How does one prove that an uncountable set has an uncountable subset whose complement is uncountable. I know it needs the axiom of choice but I've never worked with it, so I can't figure out how to use. Here is my attempt (which seems wrong from the start):
Let $X$ be an uncountable set, write $X$ as a disjoint uncountable union of the sets $\{x_{i_1},x_{i_2}\}$ i.e $X=\bigcup_{i\in I}\{x_{i_1},x_{i_2}\}$ where $I$ is an uncountable index (I'm pretty sure writing $X$ like this can't always be done), using the axiom of choice on the collection $\{x_{i_1},x_{i_2}\}$ we get an uncountable set which say is all the ${x_{i_1}}$ then the remaining ${x_{i_2}}$ are uncountable.

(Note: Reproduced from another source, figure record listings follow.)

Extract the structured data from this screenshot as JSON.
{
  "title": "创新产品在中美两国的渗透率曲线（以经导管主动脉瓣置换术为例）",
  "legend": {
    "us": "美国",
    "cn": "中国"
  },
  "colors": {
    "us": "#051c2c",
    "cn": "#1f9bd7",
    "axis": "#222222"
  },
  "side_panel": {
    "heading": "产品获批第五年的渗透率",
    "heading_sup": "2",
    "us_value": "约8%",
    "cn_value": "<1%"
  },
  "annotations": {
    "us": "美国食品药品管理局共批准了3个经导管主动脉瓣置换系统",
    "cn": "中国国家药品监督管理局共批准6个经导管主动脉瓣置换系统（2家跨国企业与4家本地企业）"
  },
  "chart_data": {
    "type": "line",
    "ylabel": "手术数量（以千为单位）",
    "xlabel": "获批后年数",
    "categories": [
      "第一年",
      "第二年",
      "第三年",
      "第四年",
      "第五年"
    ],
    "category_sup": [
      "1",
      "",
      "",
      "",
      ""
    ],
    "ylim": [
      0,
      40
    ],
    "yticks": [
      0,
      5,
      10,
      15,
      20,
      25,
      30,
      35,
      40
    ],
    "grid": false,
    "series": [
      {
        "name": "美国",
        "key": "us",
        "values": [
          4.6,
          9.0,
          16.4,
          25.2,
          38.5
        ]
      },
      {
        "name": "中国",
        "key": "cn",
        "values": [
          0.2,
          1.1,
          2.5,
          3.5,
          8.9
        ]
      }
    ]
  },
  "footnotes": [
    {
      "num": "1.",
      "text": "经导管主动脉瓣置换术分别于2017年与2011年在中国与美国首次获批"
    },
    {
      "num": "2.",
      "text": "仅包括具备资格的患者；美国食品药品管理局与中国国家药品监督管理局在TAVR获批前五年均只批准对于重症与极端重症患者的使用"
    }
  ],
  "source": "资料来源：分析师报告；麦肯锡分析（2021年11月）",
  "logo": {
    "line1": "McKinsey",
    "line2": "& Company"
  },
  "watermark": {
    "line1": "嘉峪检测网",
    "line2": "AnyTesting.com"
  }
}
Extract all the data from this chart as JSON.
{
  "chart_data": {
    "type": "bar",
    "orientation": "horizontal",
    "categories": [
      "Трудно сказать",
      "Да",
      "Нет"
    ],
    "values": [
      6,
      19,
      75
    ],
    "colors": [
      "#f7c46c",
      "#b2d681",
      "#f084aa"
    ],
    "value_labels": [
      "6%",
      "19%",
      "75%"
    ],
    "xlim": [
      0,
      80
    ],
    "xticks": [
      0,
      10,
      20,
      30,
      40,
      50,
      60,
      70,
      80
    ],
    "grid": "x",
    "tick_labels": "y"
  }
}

Anyway how is it done, properly?
I know the question has been asked in some form here but the answers are beyond my knowledge.
Best Answer
Your idea is generally correct.
Using the axiom of choice, $|X|=|X|+|X|$, so there is a bijection between $X$ and $X\times\{0,1\}$. Clearly the latter can be partitioned into two uncountable sets, $X\times\{0\}$ and $X\times\{1\}$.
Therefore $X$ can be partitioned to two uncountable disjoint sets.
Indeed you need the axiom of choice to even have that every infinite set can be written as a disjoint union of two infinite sets, let alone uncountable ones.